Carriers without fuel surcharge protection — common on spot loads and some dedicated contracts — absorb the full swing. The 29.2-cent drop over three weeks saved an unprotected 10-truck fleet $24,333. If diesel climbs back to $5.60/gallon over the next month, that savings evaporates and turns into a $20,833 cost increase versus today's price.
Why futures matter more than yesterday's pump price
Diesel futures trade on the CME and reflect what refiners, distributors, and large fleet buyers expect to pay for fuel delivered weeks ahead. When futures rise while retail prices are still falling, it signals that the supply-demand balance is tightening — more demand, less refinery output, or higher crude costs.
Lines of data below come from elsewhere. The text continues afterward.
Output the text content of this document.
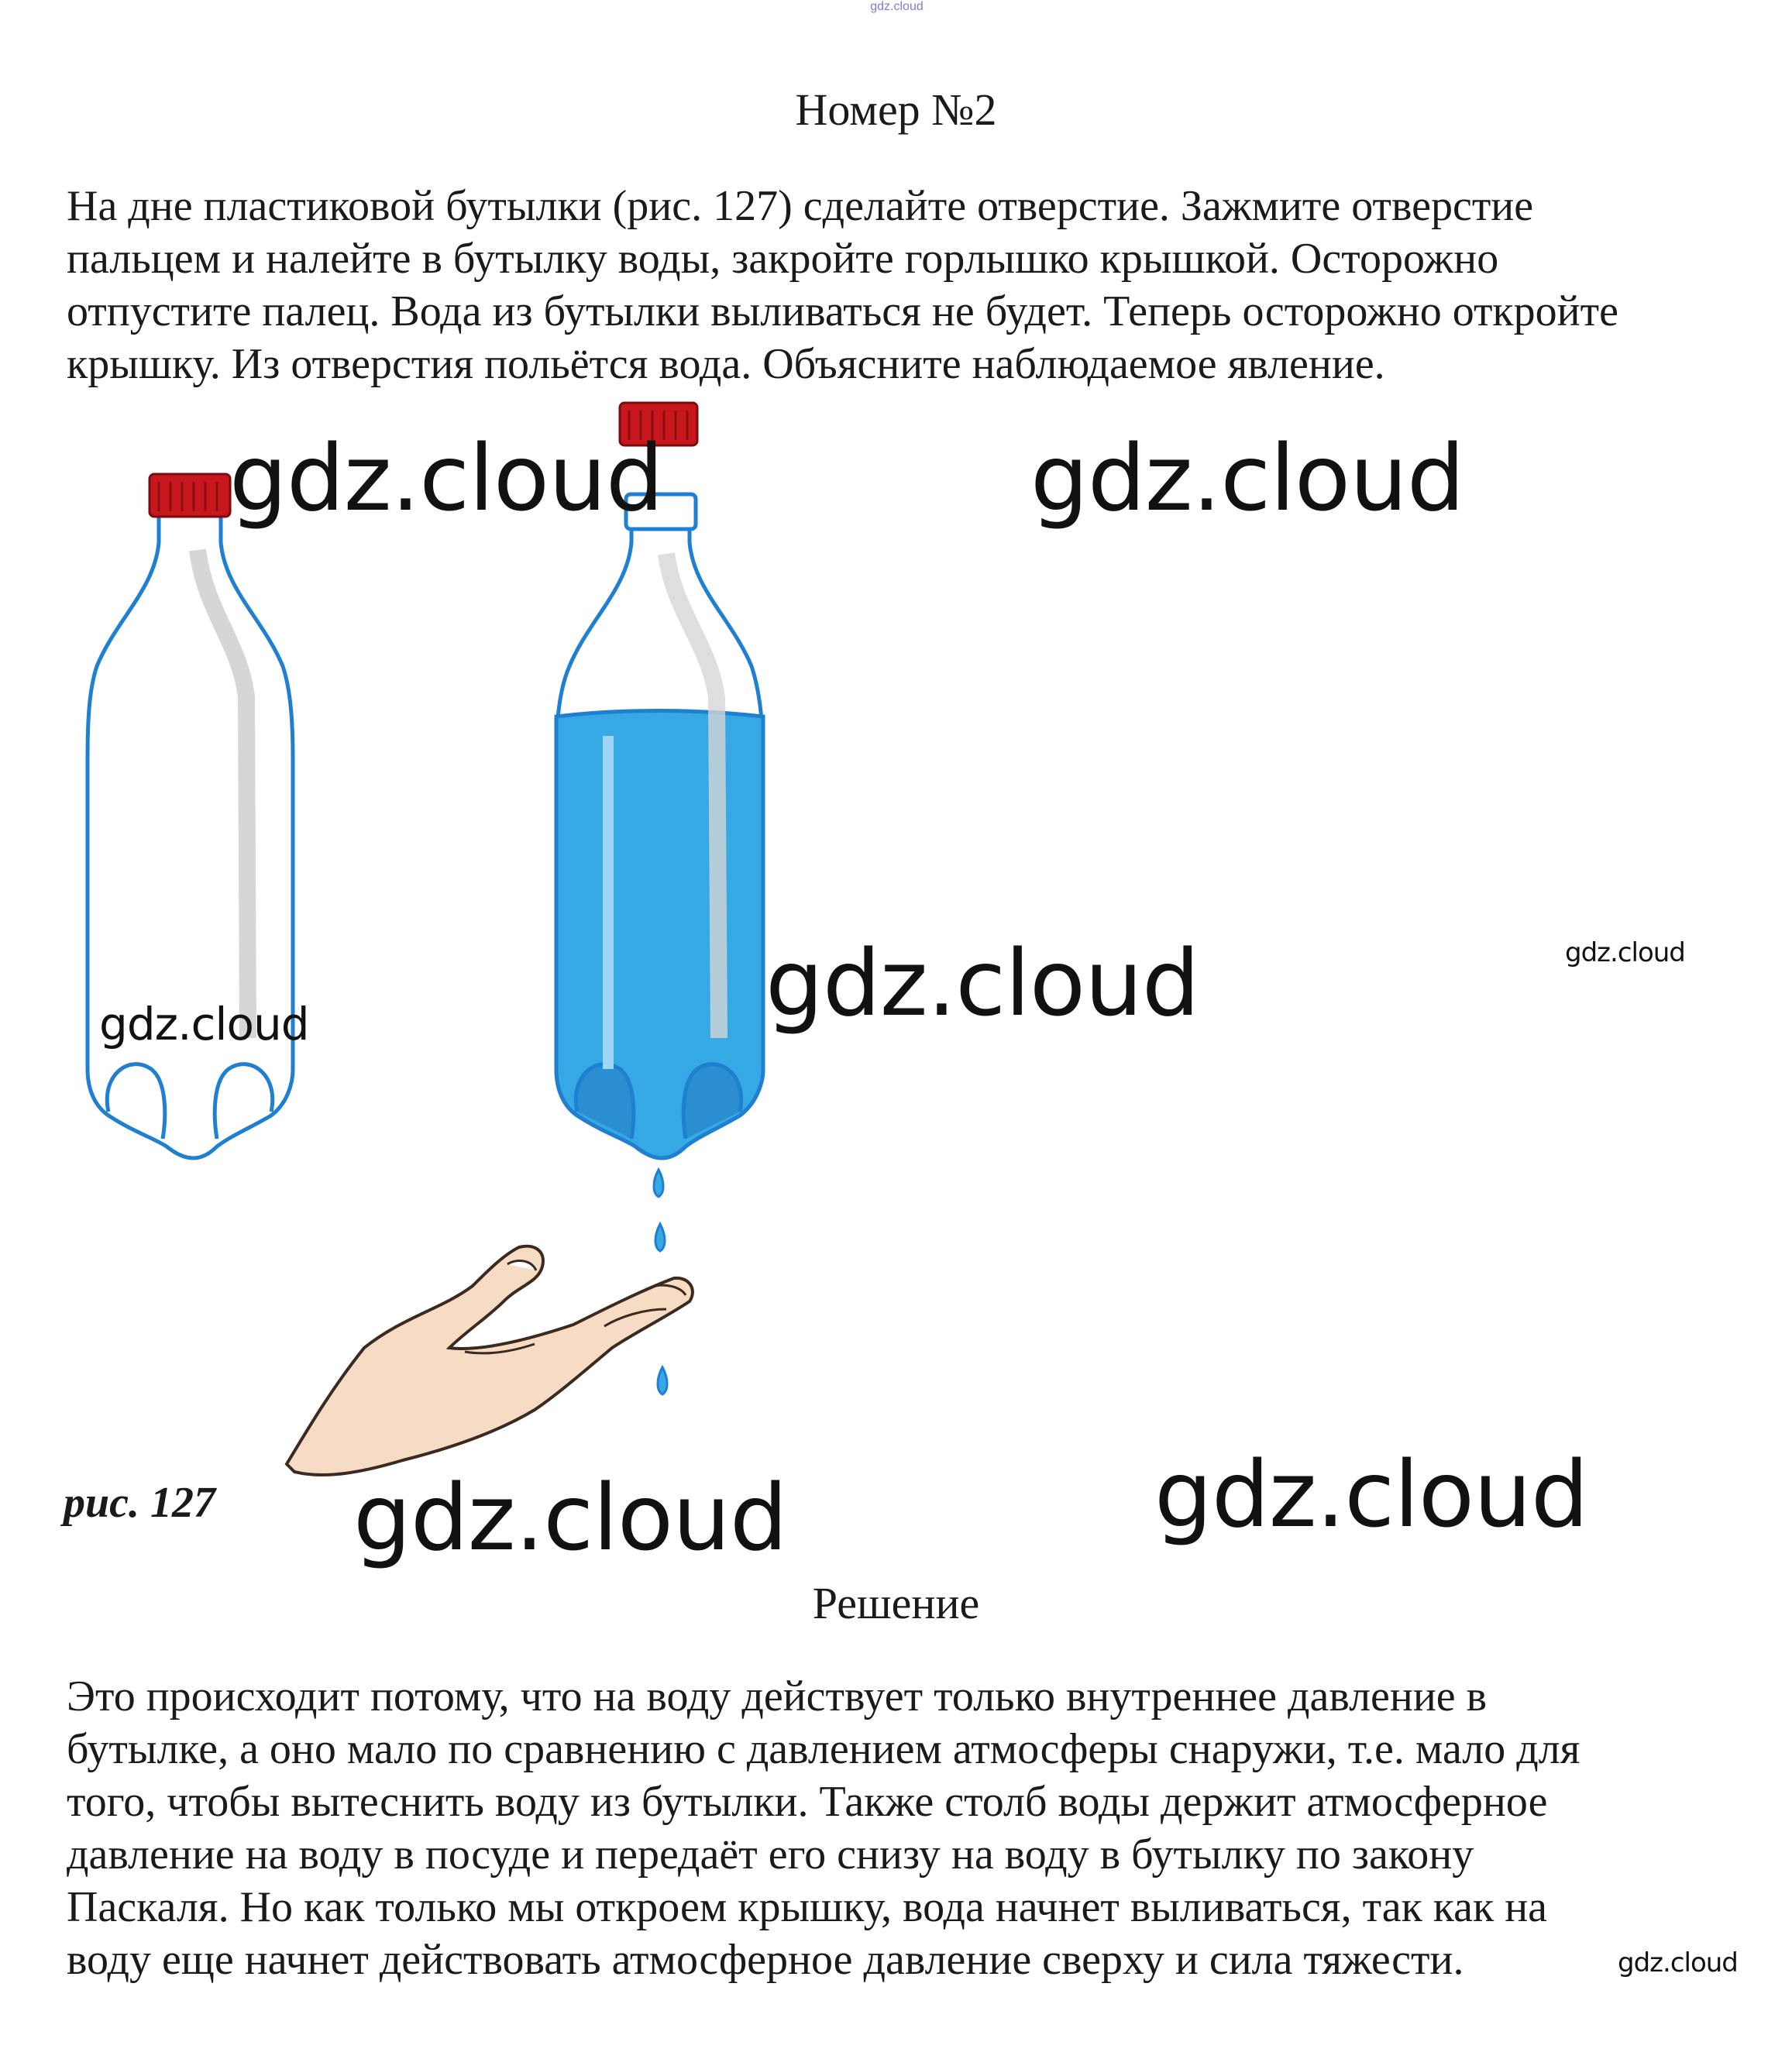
gdz.cloud
Номер №2

На дне пластиковой бутылки (рис. 127) сделайте отверстие. Зажмите отверстие
пальцем и налейте в бутылку воды, закройте горлышко крышкой. Осторожно
отпустите палец. Вода из бутылки выливаться не будет. Теперь осторожно откройте
крышку. Из отверстия польётся вода. Объясните наблюдаемое явление.

gdz.cloud	gdz.cloud
gdz.cloud	gdz.cloud
gdz.cloud
gdz.cloud
gdz.cloud
gdz.cloud
рис. 127
Решение

Это происходит потому, что на воду действует только внутреннее давление в
бутылке, а оно мало по сравнению с давлением атмосферы снаружи, т.е. мало для
того, чтобы вытеснить воду из бутылки. Также столб воды держит атмосферное
давление на воду в посуде и передаёт его снизу на воду в бутылку по закону
Паскаля. Но как только мы откроем крышку, вода начнет выливаться, так как на
воду еще начнет действовать атмосферное давление сверху и сила тяжести.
For small fleets, futures direction matters because it previews where pump prices and DOE benchmarks will land in 7 to 14 days. A rising futures curve during a retail decline means carriers should expect the decline to end soon, not accelerate. Dispatchers planning loads two weeks out should budget fuel costs closer to $5.50/gallon than $5.35/gallon if futures hold their current trend.
The Hormuz factor
The Strait of Hormuz — the narrow waterway between Iran and Oman through which roughly 20% of global oil supply flows — remains a wildcard. Any escalation in tensions or disruption to tanker traffic sends crude prices sharply higher, and diesel follows within days. The lack of bearish news from the region means no supply relief is coming from geopolitics, leaving futures traders to price in baseline tightness rather than a sudden glut.
For carriers, this means diesel price risk skews upward through May. A supply shock would push diesel above $6/gallon faster than the three-week decline brought it down.
What changes for carriers this week
Carriers with fuel surcharge programs will see surcharges reset lower Monday, May 5, based on the $5.351/gallon benchmark. If pump prices have already started climbing — as AAA data suggests — the gap between what carriers pay at the pump and what they recover in surcharges will widen. That gap comes directly out of operating margin.
Owner-operators and small fleets without surcharge protection should lock in fuel purchases early in the week if pump prices in their lanes are still near $5.35/gallon. Waiting until Thursday or Friday risks paying 5 to 10 cents more per gallon if the futures trend continues. On a 150-gallon fill, that's $7.50 to $15 per truck per fill — small per-transaction, but it compounds across a week.